Als Tesla im März 2020 in Nordamerika die ersten Model Y auslieferte, hatte sich das zwar kurz vorher angedeutet, war insgesamt aber trotzdem eine faustdicke Überraschung. Denn eigentlich war Tesla damals mit Blick auf seine Elektroauto-Ankündigungen schon als so wenig treffsicher bekannt, dass selbst Wohlmeinende den Ausdruck „Elon Time“ für das spezielle Zeitverständnis von CEO Elon Musk zu benutzen begannen. Mit dem Frühstart des Model Y schien dieser Begriff plötzlich genau die umgekehrte Bedeutung zu bekommen. Doch wie eine Übersicht eines Profi-Anlegers zeigt, war und ist Tesla insgesamt bei der großen Mehrzahl seiner Produkte zeitlich klar im Hintertreffen.
Anleger mit Tesla-Termingrafik
Taylor Ogan ist der auf Twitter sehr aktive CEO der kleinen US-Anlagefirma Snow Bull Capital. Manchmal wird er für einen Tesla-Gegner gehalten, aber das ist relativ: Wie Ogan betont, macht er grundsätzlich keine Short-Geschäfte, hat selbst in das Unternehmen investiert und traut ihm viel zu – nur eben nicht alles. Konkrete Zweifel hat er zum Beispiel mit Blick auf die Ankündigungen von Tesla und CEO Musk zu autonomem Fahren und zu eigener Batterie-Produktion geäußert.
Unter dem Titel „Tesla Timeline“ hat Ogan auf Twitter jetzt 23 Projekte mit einem Zeitstrahl von ihrer Ankündigung bis zur Auslieferung zusammengestellt.
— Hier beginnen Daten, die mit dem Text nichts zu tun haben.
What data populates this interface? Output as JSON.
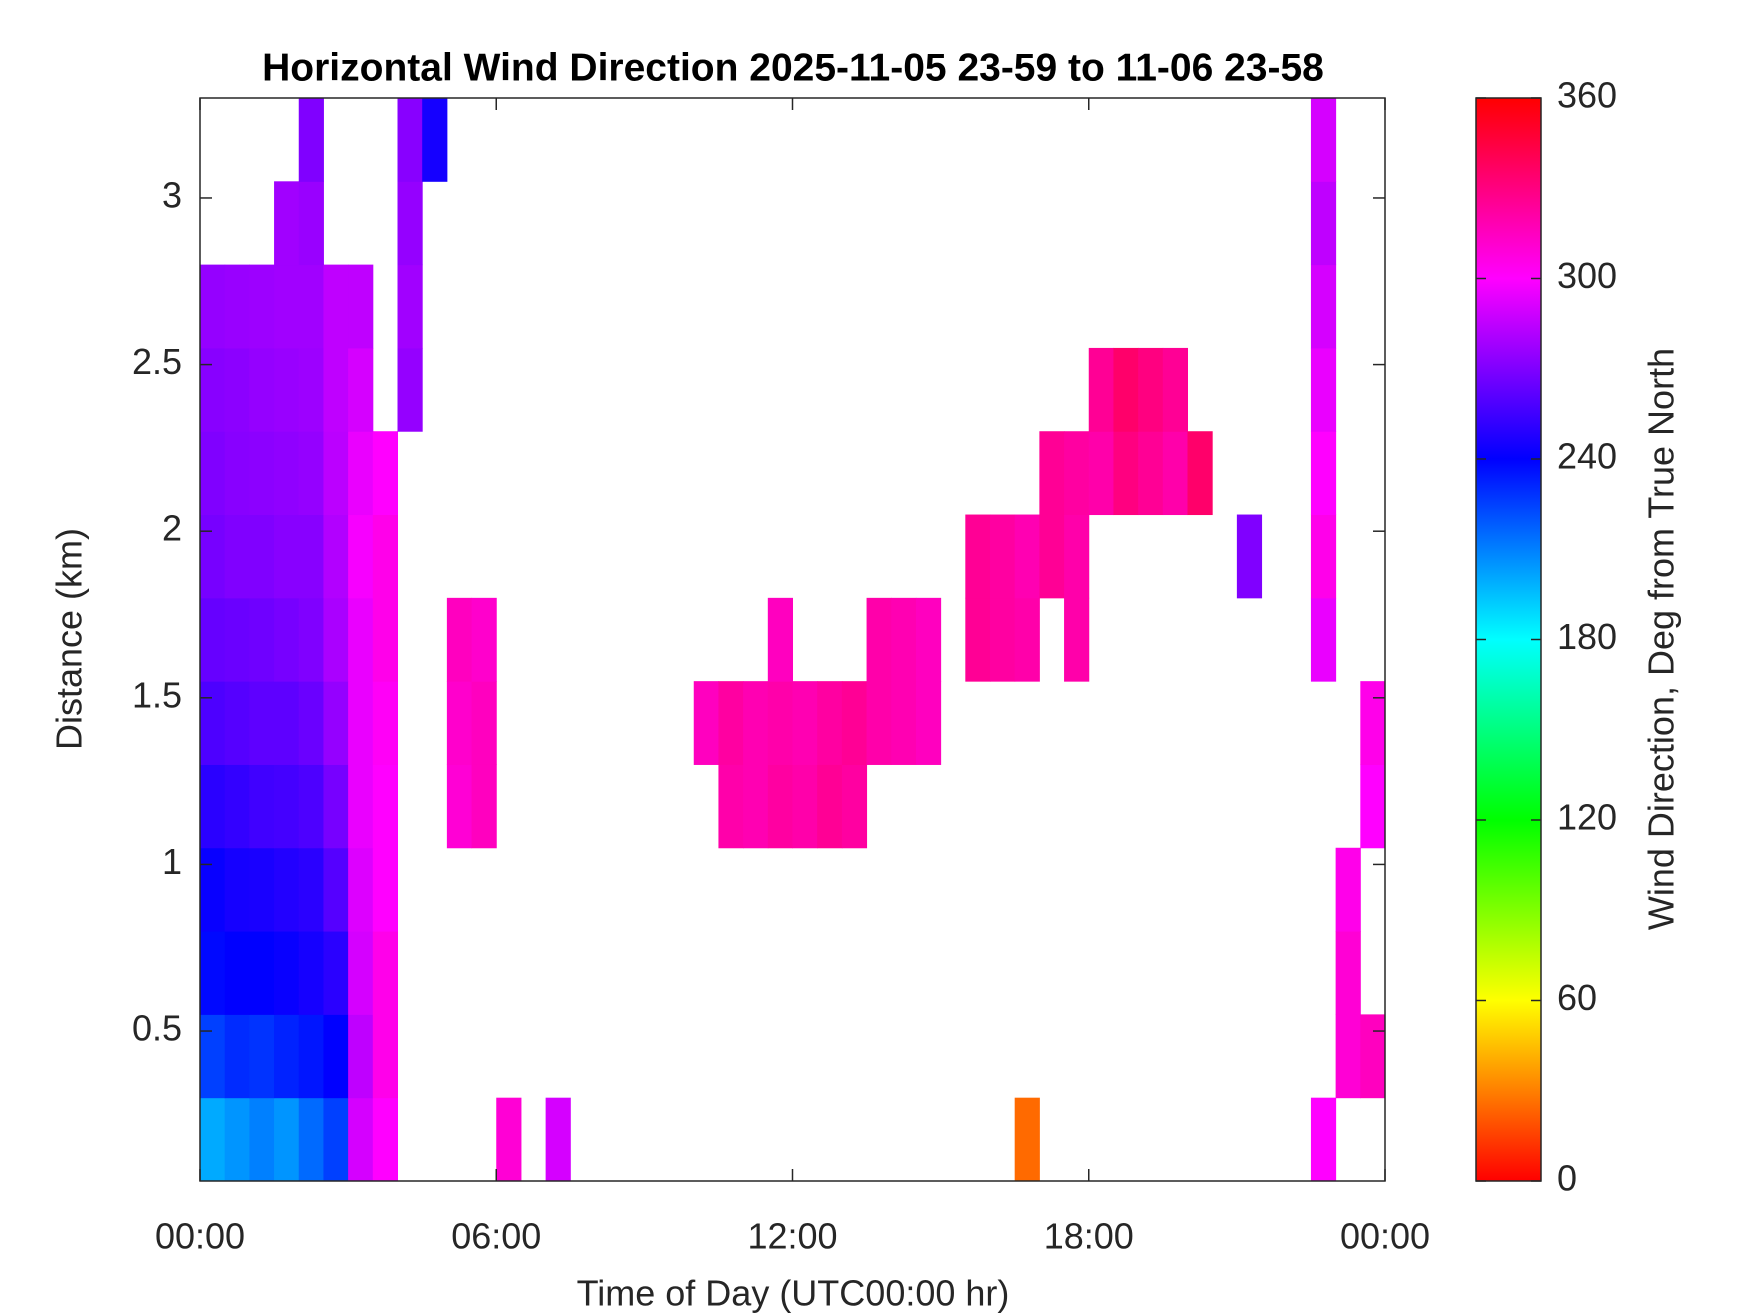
{
  "chart_data": {
    "type": "heatmap",
    "title": "Horizontal Wind Direction 2025-11-05 23-59 to 11-06 23-58",
    "x_label": "Time of Day (UTC00:00 hr)",
    "y_label": "Distance (km)",
    "colorbar_label": "Wind Direction, Deg from True North",
    "colormap": "hsv",
    "xlim": [
      0,
      24
    ],
    "ylim": [
      0.05,
      3.3
    ],
    "xticks": [
      {
        "value": 0,
        "label": "00:00"
      },
      {
        "value": 6,
        "label": "06:00"
      },
      {
        "value": 12,
        "label": "12:00"
      },
      {
        "value": 18,
        "label": "18:00"
      },
      {
        "value": 24,
        "label": "00:00"
      }
    ],
    "yticks": [
      0.5,
      1,
      1.5,
      2,
      2.5,
      3
    ],
    "clim": [
      0,
      360
    ],
    "cticks": [
      0,
      60,
      120,
      180,
      240,
      300,
      360
    ],
    "x": [
      0,
      0.5,
      1,
      1.5,
      2,
      2.5,
      3,
      3.5,
      4,
      4.5,
      5,
      5.5,
      6,
      6.5,
      7,
      7.5,
      8,
      8.5,
      9,
      9.5,
      10,
      10.5,
      11,
      11.5,
      12,
      12.5,
      13,
      13.5,
      14,
      14.5,
      15,
      15.5,
      16,
      16.5,
      17,
      17.5,
      18,
      18.5,
      19,
      19.5,
      20,
      20.5,
      21,
      21.5,
      22,
      22.5,
      23,
      23.5
    ],
    "y": [
      0.05,
      0.3,
      0.55,
      0.8,
      1.05,
      1.3,
      1.55,
      1.8,
      2.05,
      2.3,
      2.55,
      2.8,
      3.05
    ],
    "values": [
      [
        200,
        205,
        210,
        205,
        215,
        225,
        290,
        300,
        null,
        null,
        null,
        null,
        310,
        null,
        290,
        null,
        null,
        null,
        null,
        null,
        null,
        null,
        null,
        null,
        null,
        null,
        null,
        null,
        null,
        null,
        null,
        null,
        null,
        25,
        null,
        null,
        null,
        null,
        null,
        null,
        null,
        null,
        null,
        null,
        null,
        300,
        null,
        null
      ],
      [
        225,
        230,
        228,
        232,
        235,
        240,
        285,
        305,
        null,
        null,
        null,
        null,
        null,
        null,
        null,
        null,
        null,
        null,
        null,
        null,
        null,
        null,
        null,
        null,
        null,
        null,
        null,
        null,
        null,
        null,
        null,
        null,
        null,
        null,
        null,
        null,
        null,
        null,
        null,
        null,
        null,
        null,
        null,
        null,
        null,
        null,
        310,
        315
      ],
      [
        238,
        240,
        240,
        242,
        245,
        250,
        290,
        305,
        null,
        null,
        null,
        null,
        null,
        null,
        null,
        null,
        null,
        null,
        null,
        null,
        null,
        null,
        null,
        null,
        null,
        null,
        null,
        null,
        null,
        null,
        null,
        null,
        null,
        null,
        null,
        null,
        null,
        null,
        null,
        null,
        null,
        null,
        null,
        null,
        null,
        null,
        310,
        null
      ],
      [
        242,
        245,
        246,
        248,
        250,
        260,
        292,
        300,
        null,
        null,
        null,
        null,
        null,
        null,
        null,
        null,
        null,
        null,
        null,
        null,
        null,
        null,
        null,
        null,
        null,
        null,
        null,
        null,
        null,
        null,
        null,
        null,
        null,
        null,
        null,
        null,
        null,
        null,
        null,
        null,
        null,
        null,
        null,
        null,
        null,
        null,
        305,
        null
      ],
      [
        250,
        252,
        255,
        256,
        258,
        268,
        295,
        300,
        null,
        null,
        310,
        315,
        null,
        null,
        null,
        null,
        null,
        null,
        null,
        null,
        null,
        320,
        318,
        322,
        320,
        325,
        322,
        null,
        null,
        null,
        null,
        null,
        null,
        null,
        null,
        null,
        null,
        null,
        null,
        null,
        null,
        null,
        null,
        null,
        null,
        null,
        null,
        300
      ],
      [
        258,
        260,
        262,
        262,
        265,
        275,
        295,
        302,
        null,
        null,
        312,
        315,
        null,
        null,
        null,
        null,
        null,
        null,
        null,
        null,
        315,
        322,
        318,
        320,
        318,
        322,
        325,
        320,
        318,
        315,
        null,
        null,
        null,
        null,
        null,
        null,
        null,
        null,
        null,
        null,
        null,
        null,
        null,
        null,
        null,
        null,
        null,
        305
      ],
      [
        264,
        265,
        266,
        268,
        270,
        280,
        295,
        305,
        null,
        null,
        315,
        312,
        null,
        null,
        null,
        null,
        null,
        null,
        null,
        null,
        null,
        null,
        null,
        315,
        null,
        null,
        null,
        320,
        318,
        315,
        null,
        325,
        322,
        320,
        null,
        320,
        null,
        null,
        null,
        null,
        null,
        null,
        null,
        null,
        null,
        295,
        null,
        null
      ],
      [
        268,
        270,
        270,
        272,
        272,
        282,
        298,
        305,
        null,
        null,
        null,
        null,
        null,
        null,
        null,
        null,
        null,
        null,
        null,
        null,
        null,
        null,
        null,
        null,
        null,
        null,
        null,
        null,
        null,
        null,
        null,
        325,
        322,
        318,
        325,
        320,
        null,
        null,
        null,
        null,
        null,
        null,
        270,
        null,
        null,
        305,
        null,
        null
      ],
      [
        270,
        272,
        273,
        274,
        275,
        284,
        295,
        300,
        null,
        null,
        null,
        null,
        null,
        null,
        null,
        null,
        null,
        null,
        null,
        null,
        null,
        null,
        null,
        null,
        null,
        null,
        null,
        null,
        null,
        null,
        null,
        null,
        null,
        null,
        325,
        322,
        320,
        330,
        325,
        320,
        335,
        null,
        null,
        null,
        null,
        300,
        null,
        null
      ],
      [
        272,
        273,
        275,
        276,
        277,
        285,
        290,
        null,
        275,
        null,
        null,
        null,
        null,
        null,
        null,
        null,
        null,
        null,
        null,
        null,
        null,
        null,
        null,
        null,
        null,
        null,
        null,
        null,
        null,
        null,
        null,
        null,
        null,
        null,
        null,
        null,
        325,
        335,
        330,
        325,
        null,
        null,
        null,
        null,
        null,
        295,
        null,
        null
      ],
      [
        275,
        276,
        277,
        278,
        278,
        285,
        285,
        null,
        278,
        null,
        null,
        null,
        null,
        null,
        null,
        null,
        null,
        null,
        null,
        null,
        null,
        null,
        null,
        null,
        null,
        null,
        null,
        null,
        null,
        null,
        null,
        null,
        null,
        null,
        null,
        null,
        null,
        null,
        null,
        null,
        null,
        null,
        null,
        null,
        null,
        290,
        null,
        null
      ],
      [
        null,
        null,
        null,
        278,
        276,
        null,
        null,
        null,
        275,
        null,
        null,
        null,
        null,
        null,
        null,
        null,
        null,
        null,
        null,
        null,
        null,
        null,
        null,
        null,
        null,
        null,
        null,
        null,
        null,
        null,
        null,
        null,
        null,
        null,
        null,
        null,
        null,
        null,
        null,
        null,
        null,
        null,
        null,
        null,
        null,
        285,
        null,
        null
      ],
      [
        null,
        null,
        null,
        null,
        270,
        null,
        null,
        null,
        272,
        245,
        null,
        null,
        null,
        null,
        null,
        null,
        null,
        null,
        null,
        null,
        null,
        null,
        null,
        null,
        null,
        null,
        null,
        null,
        null,
        null,
        null,
        null,
        null,
        null,
        null,
        null,
        null,
        null,
        null,
        null,
        null,
        null,
        null,
        null,
        null,
        290,
        null,
        null
      ]
    ]
  }
}
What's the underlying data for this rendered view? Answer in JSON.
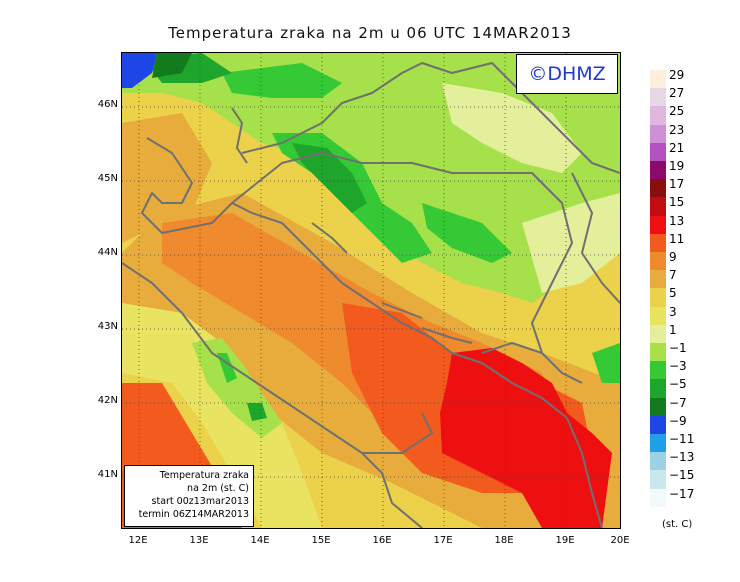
{
  "title": "Temperatura zraka na 2m u 06 UTC 14MAR2013",
  "watermark": "©DHMZ",
  "info": {
    "line1": "Temperatura zraka",
    "line2": "na 2m (st. C)",
    "line3": "start 00z13mar2013",
    "line4": "termin 06Z14MAR2013"
  },
  "lat_labels": [
    "46N",
    "45N",
    "44N",
    "43N",
    "42N",
    "41N"
  ],
  "lon_labels": [
    "12E",
    "13E",
    "14E",
    "15E",
    "16E",
    "17E",
    "18E",
    "19E",
    "20E"
  ],
  "legend": {
    "unit": "(st. C)",
    "labels": [
      "29",
      "27",
      "25",
      "23",
      "21",
      "19",
      "17",
      "15",
      "13",
      "11",
      "9",
      "7",
      "5",
      "3",
      "1",
      "−1",
      "−3",
      "−5",
      "−7",
      "−9",
      "−11",
      "−13",
      "−15",
      "−17"
    ],
    "colors": [
      "#fdeee0",
      "#e8d8e6",
      "#dfb6dd",
      "#cf8fd6",
      "#b552c2",
      "#8c0a6e",
      "#8c0d0d",
      "#c00e0e",
      "#ee1010",
      "#f25a1e",
      "#ef8a2e",
      "#e8ac3c",
      "#ebd24a",
      "#e9e362",
      "#e3ef9a",
      "#a6e04a",
      "#36c936",
      "#1ea52c",
      "#137a1e",
      "#1e46e6",
      "#1fa0e8",
      "#9ed0e6",
      "#c9e8ee",
      "#f2fafb"
    ]
  },
  "colors": {
    "green_dark": "#137a1e",
    "green_mid": "#1ea52c",
    "green": "#36c936",
    "green_light": "#a6e04a",
    "yellow_pale": "#e3ef9a",
    "yellow": "#e9e362",
    "yellow_mid": "#ebd24a",
    "orange_light": "#e8ac3c",
    "orange": "#ef8a2e",
    "orange_red": "#f25a1e",
    "red": "#ee1010",
    "blue": "#1e46e6",
    "coast": "#707070"
  }
}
Wenn etwas wie das Model Y früher als angekündigt kam, ist der graue horizontale Zeitbalken ab dem tatsächlichen Start bis zum anfangs genannten Termin grün eingefärbt, bei Verspätungen nach dem umgekehrten Prinzip rot.
Though Tesla is almost always late, it has been early on its two most important products to date. #ElonTime $TSLA @elonmusk pic.twitter.com/NZAmjMbmpS
— Taylor Ogan (@TaylorOgan) May 3, 2021
Dabei wird gleich in Erinnerung gerufen: Als das lediglich zweite von den insgesamt 23 Tesla-Projekten war auch das Model 3 früher bei Kunden als anfangs in Aussicht gestellt. Das mag in Vergessenheit geraten sein, weil Tesla nach den ersten Auslieferungen Ende 2017 enorme Probleme hatte, die Produktion wie vorgesehen zu steigern. Das Unternehmen geriet dadurch in eine zweijährige Dauerkrise bis Mitte 2019, wie CEO Musk später berichtete. Aber das kurze grüne Stück im Strahl für das Model 3 hat es sich damit verdient.
Autopilot-Aussagen einzeln aufgeführt
Das Grün für das Model Y erstreckt sich von März bis Ende Juli 2020 etwas länger, ansonsten aber ist der Tesla-Terminüberblick von Balken mit langem roten Ende dominiert. Wie Ogan auf Twitter-Nachfrage erläuterte, enthält die Grafik nur Produkte, keine Fabriken wie die in China, die überraschend schnell fertig wurde. Damit meint er nicht nur Elektroautos, sondern auch Software-Funktionen oder die eigenen Tesla-Batterien. Mit dem Model 3 und dem Model Y seien aber die zwei wichtigsten Ankündigungen überpünktlich erfüllt worden.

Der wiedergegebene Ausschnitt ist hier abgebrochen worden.